Nuclear factor erythroid 2-related factor 2 potentiates the generation of inflammatory cytokines by intestinal epithelial cells during hyperoxia by inducing the expression of interleukin 17D.

Abstract Prolonged exposure to therapeutic hyperoxia can induce severe side effects on intestinal epithelial cells. Meanwhile, interleukin (IL)-17D secreted by intestinal epithelial cells, plays an important role in the mucosal immune system. Therefore, this study aimed to investigate the changes of IL-17D, IL-4 and IL-6 and the regulatory effect of nuclear factor erythroid 2-related factor 2 (Nrf2) on IL-17D, IL-4 and IL-6 under hyperoxia in human intestinal epithelial cells. To achieve this, NCM460 cells were exposed to an atmosphere containing 85 % oxygen (hyperoxia) for 24 h, 48 h, or 72 h; tert-butylhydroquinone (tBHQ) and ML385 were used as an Nrf2 activator and inhibitor, respectively. Immunohistochemical staining, western blot, and reverse transcription-quantitative polymerase chain reaction were performed to detect the expression levels of IL-17D, Nrf2, Kelch-like ECH-associated protein 1 (Keap1), IL-6, and IL-4 in NCM460 cells. Results showed that hyperoxia significantly increased the expression of IL-17D, Nrf2, IL-6, and IL-4, while decreasing that of Keap1. tBHQ further activated Nrf2 and promoted the expression of IL-17D, IL-6, and IL-4. Additionally, tBHQ aggravated hyperoxia-induced inflammation caused by hyperoxia.

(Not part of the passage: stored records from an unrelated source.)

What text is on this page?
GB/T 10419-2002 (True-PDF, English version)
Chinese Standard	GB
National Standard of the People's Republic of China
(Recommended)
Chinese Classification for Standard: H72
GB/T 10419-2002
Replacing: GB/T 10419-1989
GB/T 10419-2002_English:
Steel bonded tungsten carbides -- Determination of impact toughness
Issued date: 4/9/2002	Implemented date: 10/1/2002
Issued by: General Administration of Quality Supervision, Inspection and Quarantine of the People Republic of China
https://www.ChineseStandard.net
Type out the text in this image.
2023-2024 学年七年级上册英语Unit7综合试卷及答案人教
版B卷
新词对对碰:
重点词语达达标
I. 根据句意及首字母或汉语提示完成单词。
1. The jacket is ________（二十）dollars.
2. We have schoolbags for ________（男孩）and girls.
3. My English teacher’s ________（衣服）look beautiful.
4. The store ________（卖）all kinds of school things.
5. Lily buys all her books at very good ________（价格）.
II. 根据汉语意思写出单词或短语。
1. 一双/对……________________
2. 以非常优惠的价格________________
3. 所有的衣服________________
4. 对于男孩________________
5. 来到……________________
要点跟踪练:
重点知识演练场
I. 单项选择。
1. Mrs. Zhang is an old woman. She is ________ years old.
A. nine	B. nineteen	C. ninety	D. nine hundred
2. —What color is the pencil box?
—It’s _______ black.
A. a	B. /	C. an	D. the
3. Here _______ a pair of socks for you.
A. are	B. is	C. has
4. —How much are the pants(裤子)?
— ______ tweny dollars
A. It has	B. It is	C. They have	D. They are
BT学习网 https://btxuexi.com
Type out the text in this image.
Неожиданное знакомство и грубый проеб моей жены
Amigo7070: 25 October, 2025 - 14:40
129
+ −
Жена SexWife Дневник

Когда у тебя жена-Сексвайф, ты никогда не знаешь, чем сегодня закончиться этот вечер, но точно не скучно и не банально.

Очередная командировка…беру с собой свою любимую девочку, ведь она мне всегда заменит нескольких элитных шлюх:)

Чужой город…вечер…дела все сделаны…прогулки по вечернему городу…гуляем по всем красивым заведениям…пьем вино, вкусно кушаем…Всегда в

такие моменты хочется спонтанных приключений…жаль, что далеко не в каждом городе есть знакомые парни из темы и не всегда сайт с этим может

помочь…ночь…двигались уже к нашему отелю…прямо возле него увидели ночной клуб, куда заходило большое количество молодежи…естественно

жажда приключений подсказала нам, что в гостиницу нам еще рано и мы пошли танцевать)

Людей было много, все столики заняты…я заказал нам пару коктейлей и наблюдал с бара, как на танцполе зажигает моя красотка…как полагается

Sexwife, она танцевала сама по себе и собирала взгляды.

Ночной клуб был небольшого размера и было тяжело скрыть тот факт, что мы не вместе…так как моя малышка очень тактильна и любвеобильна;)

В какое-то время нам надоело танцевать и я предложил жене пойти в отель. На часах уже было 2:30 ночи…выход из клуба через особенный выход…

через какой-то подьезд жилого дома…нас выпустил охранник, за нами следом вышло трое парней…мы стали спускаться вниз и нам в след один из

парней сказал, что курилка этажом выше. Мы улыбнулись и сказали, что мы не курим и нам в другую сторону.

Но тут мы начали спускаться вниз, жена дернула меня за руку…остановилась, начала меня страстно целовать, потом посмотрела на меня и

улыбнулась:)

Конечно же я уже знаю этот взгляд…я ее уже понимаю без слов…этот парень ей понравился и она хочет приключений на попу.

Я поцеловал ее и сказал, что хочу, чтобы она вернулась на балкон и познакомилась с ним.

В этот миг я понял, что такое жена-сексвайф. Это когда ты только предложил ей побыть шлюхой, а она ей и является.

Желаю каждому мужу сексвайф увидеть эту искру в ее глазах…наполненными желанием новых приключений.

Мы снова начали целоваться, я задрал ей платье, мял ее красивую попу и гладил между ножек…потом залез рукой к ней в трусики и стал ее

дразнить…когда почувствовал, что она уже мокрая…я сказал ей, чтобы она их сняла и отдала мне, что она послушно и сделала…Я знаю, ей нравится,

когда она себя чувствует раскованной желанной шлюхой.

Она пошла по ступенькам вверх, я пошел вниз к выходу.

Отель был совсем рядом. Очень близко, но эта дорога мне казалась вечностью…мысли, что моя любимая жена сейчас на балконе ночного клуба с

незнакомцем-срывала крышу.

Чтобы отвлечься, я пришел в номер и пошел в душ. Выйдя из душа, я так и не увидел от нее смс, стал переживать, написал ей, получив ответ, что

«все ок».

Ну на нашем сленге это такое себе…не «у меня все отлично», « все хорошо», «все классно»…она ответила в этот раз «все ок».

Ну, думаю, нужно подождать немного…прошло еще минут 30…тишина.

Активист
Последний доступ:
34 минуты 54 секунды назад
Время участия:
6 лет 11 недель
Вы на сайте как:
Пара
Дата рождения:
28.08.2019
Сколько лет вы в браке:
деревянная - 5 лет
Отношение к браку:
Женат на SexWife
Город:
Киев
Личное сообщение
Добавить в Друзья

In contrast, ML385 completely inhibited the expression of Nrf2 and IL-17D, transiently inhibited IL-6 and IL-4 expression, and did not influence Keap1 expression. These results cumulatively demonstrate that hyperoxia aggravates the inflammatory response in intestinal epithelial cells by activating the Nrf2/IL-17D axis.